Vanbrugh’s play centers around Ned Loveless (James Purefoy), an erstwhile rake who has abandoned “that uneasy theater of noise” — the stage metaphor again — that is London for a quiet country life with wife Amanda (Imogen Stubbs). Drawn to the city for the season, Loveless must confront temptation: Will he fall back into his libido-led follies of old or remain steadfast to a spouse whose sprightly cousin Berinthia (Claire Price), a young widow, is busy hatching her own amorous schemes? (The narrative is a send-up of “Love’s Last Shift,” a contemporary comedy from Colley Cibber featuring a repentance to which Vanbrugh felt he could not relate.)
True to the Restoration ethos, Vanbrugh holds out little hope for marital constancy, especially in the presence of a local gentleman, Worthy (Adrian Lukis), who — naturally — could not be more ironically named. Feminine guile is one obstacle in “The Relapse” but so is male weakness, which makes for a mating dance far more delicate than the fencing matches that spill animatedly across the stage. (The fight director is the invaluable Malcolm Ranson.)
For a play fueled by erotic deception, Purefoy and Stubbs could jointly up the sexual ante, with gifted newcomer Price left to bubble away delightfully in a near-vacuum. (Her opening soliloquy gets the play off to a fizzy start.) The ancillary plot, meanwhile, is laboriously driven by “Cats” alumnus Blessed, his blustery Sir Tunbelly Clumsey (!) suggesting a Brueghel painting come to life if not — par for the course with this actor — to intelligibility.

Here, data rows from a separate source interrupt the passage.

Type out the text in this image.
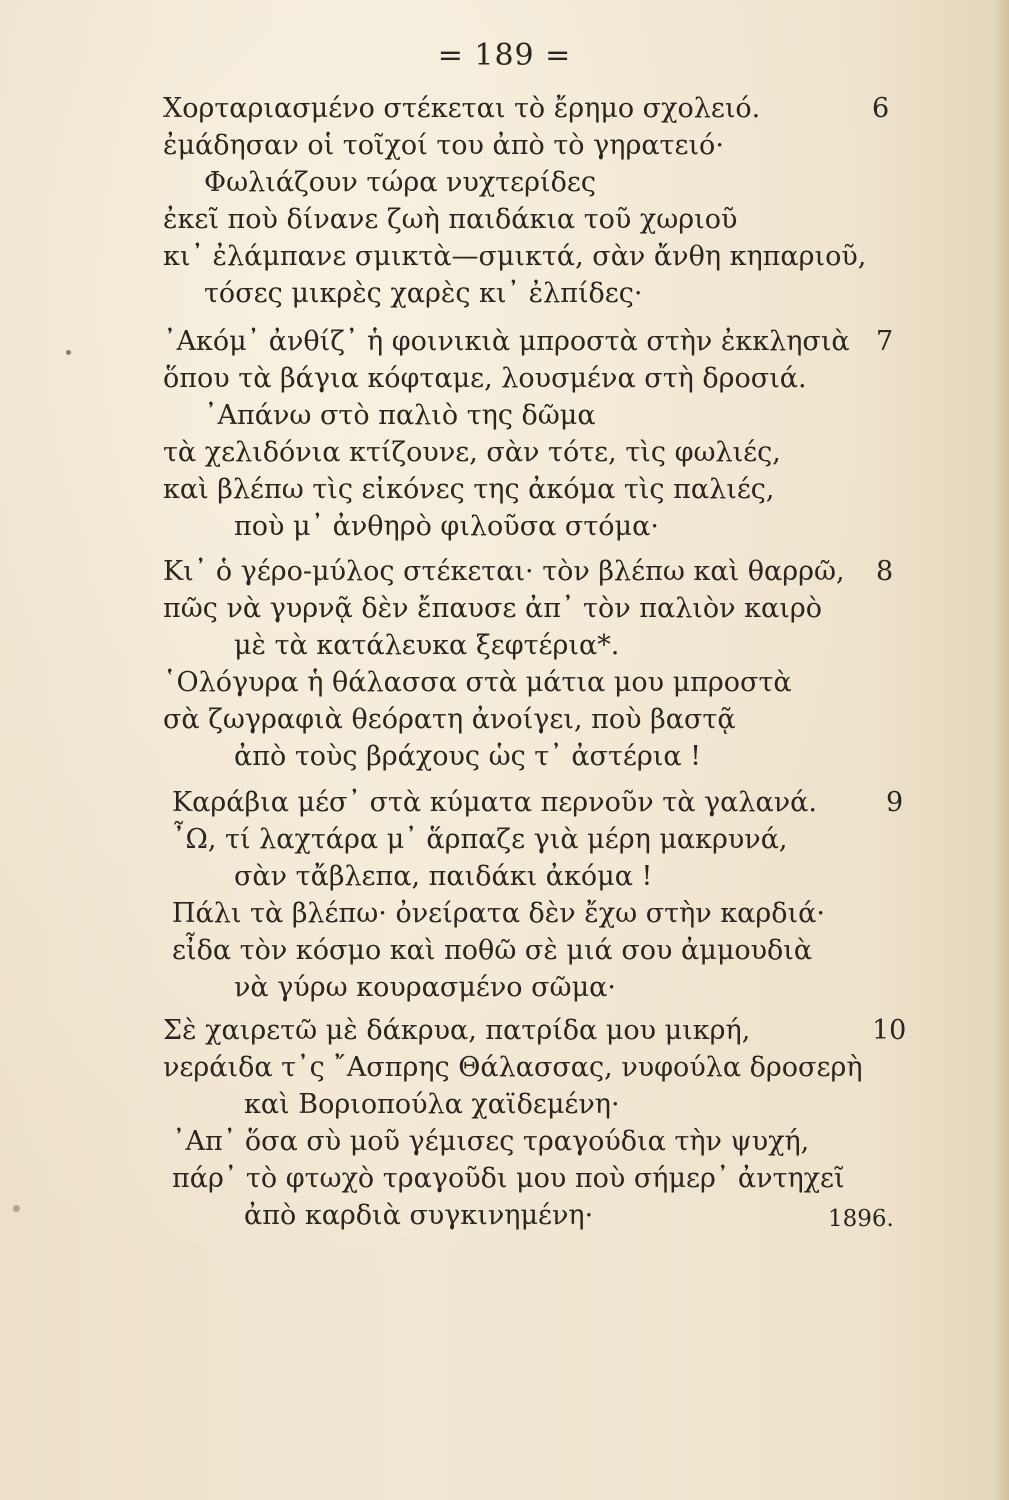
= 189 =
6
Χορταριασμένο στέκεται τὸ ἔρημο σχολειό.
ἐμάδησαν οἱ τοῖχοί του ἀπὸ τὸ γηρατειό·
Φωλιάζουν τώρα νυχτερίδες
ἐκεῖ ποὺ δίνανε ζωὴ παιδάκια τοῦ χωριοῦ
κι᾽ ἐλάμπανε σμικτὰ—σμικτά, σὰν ἄνθη κηπαριοῦ,
τόσες μικρὲς χαρὲς κι᾽ ἐλπίδες·
7
᾽Ακόμ᾽ ἀνθίζ᾽ ἡ φοινικιὰ μπροστὰ στὴν ἐκκλησιὰ
ὅπου τὰ βάγια κόφταμε, λουσμένα στὴ δροσιά.
᾽Απάνω στὸ παλιὸ της δῶμα
τὰ χελιδόνια κτίζουνε, σὰν τότε, τὶς φωλιές,
καὶ βλέπω τὶς εἰκόνες της ἀκόμα τὶς παλιές,
ποὺ μ᾽ ἀνθηρὸ φιλοῦσα στόμα·
8
Κι᾽ ὁ γέρο-μύλος στέκεται· τὸν βλέπω καὶ θαρρῶ,
πῶς νὰ γυρνᾷ δὲν ἔπαυσε ἀπ᾽ τὸν παλιὸν καιρὸ
μὲ τὰ κατάλευκα ξεφτέρια*.
῾Ολόγυρα ἡ θάλασσα στὰ μάτια μου μπροστὰ
σὰ ζωγραφιὰ θεόρατη ἀνοίγει, ποὺ βαστᾷ
ἀπὸ τοὺς βράχους ὡς τ᾽ ἀστέρια !
9
Καράβια μέσ᾽ στὰ κύματα περνοῦν τὰ γαλανά.
῏Ω, τί λαχτάρα μ᾽ ἅρπαζε γιὰ μέρη μακρυνά,
σὰν τἄβλεπα, παιδάκι ἀκόμα !
Πάλι τὰ βλέπω· ὀνείρατα δὲν ἔχω στὴν καρδιά·
εἶδα τὸν κόσμο καὶ ποθῶ σὲ μιά σου ἀμμουδιὰ
νὰ γύρω κουρασμένο σῶμα·
10
Σὲ χαιρετῶ μὲ δάκρυα, πατρίδα μου μικρή,
νεράιδα τ᾽ς ῎Ασπρης Θάλασσας, νυφούλα δροσερὴ
καὶ Βοριοπούλα χαϊδεμένη·
᾽Απ᾽ ὅσα σὺ μοῦ γέμισες τραγούδια τὴν ψυχή,
πάρ᾽ τὸ φτωχὸ τραγοῦδι μου ποὺ σήμερ᾽ ἀντηχεῖ
ἀπὸ καρδιὰ συγκινημένη·	1896.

And yet, all cavils are swept away given the manicured swell that Jennings is able to cut, Lord Foppington’s daily ablutions a lengthy levee that would make France’s own Sun King smile. (It’s hard to believe that on other nights in the Olivier, the same actor can be found mining rigorous depths of anger and regret as Leontes in “The Winter’s Tale.”) “Nice cuffs,” he pauses to remark to Loveless, their rapiers poised. And then it’s back to combat for a figure of aggrieved fastidiousness entrusted to a player who can turn every lowered eyebrow into high comic art.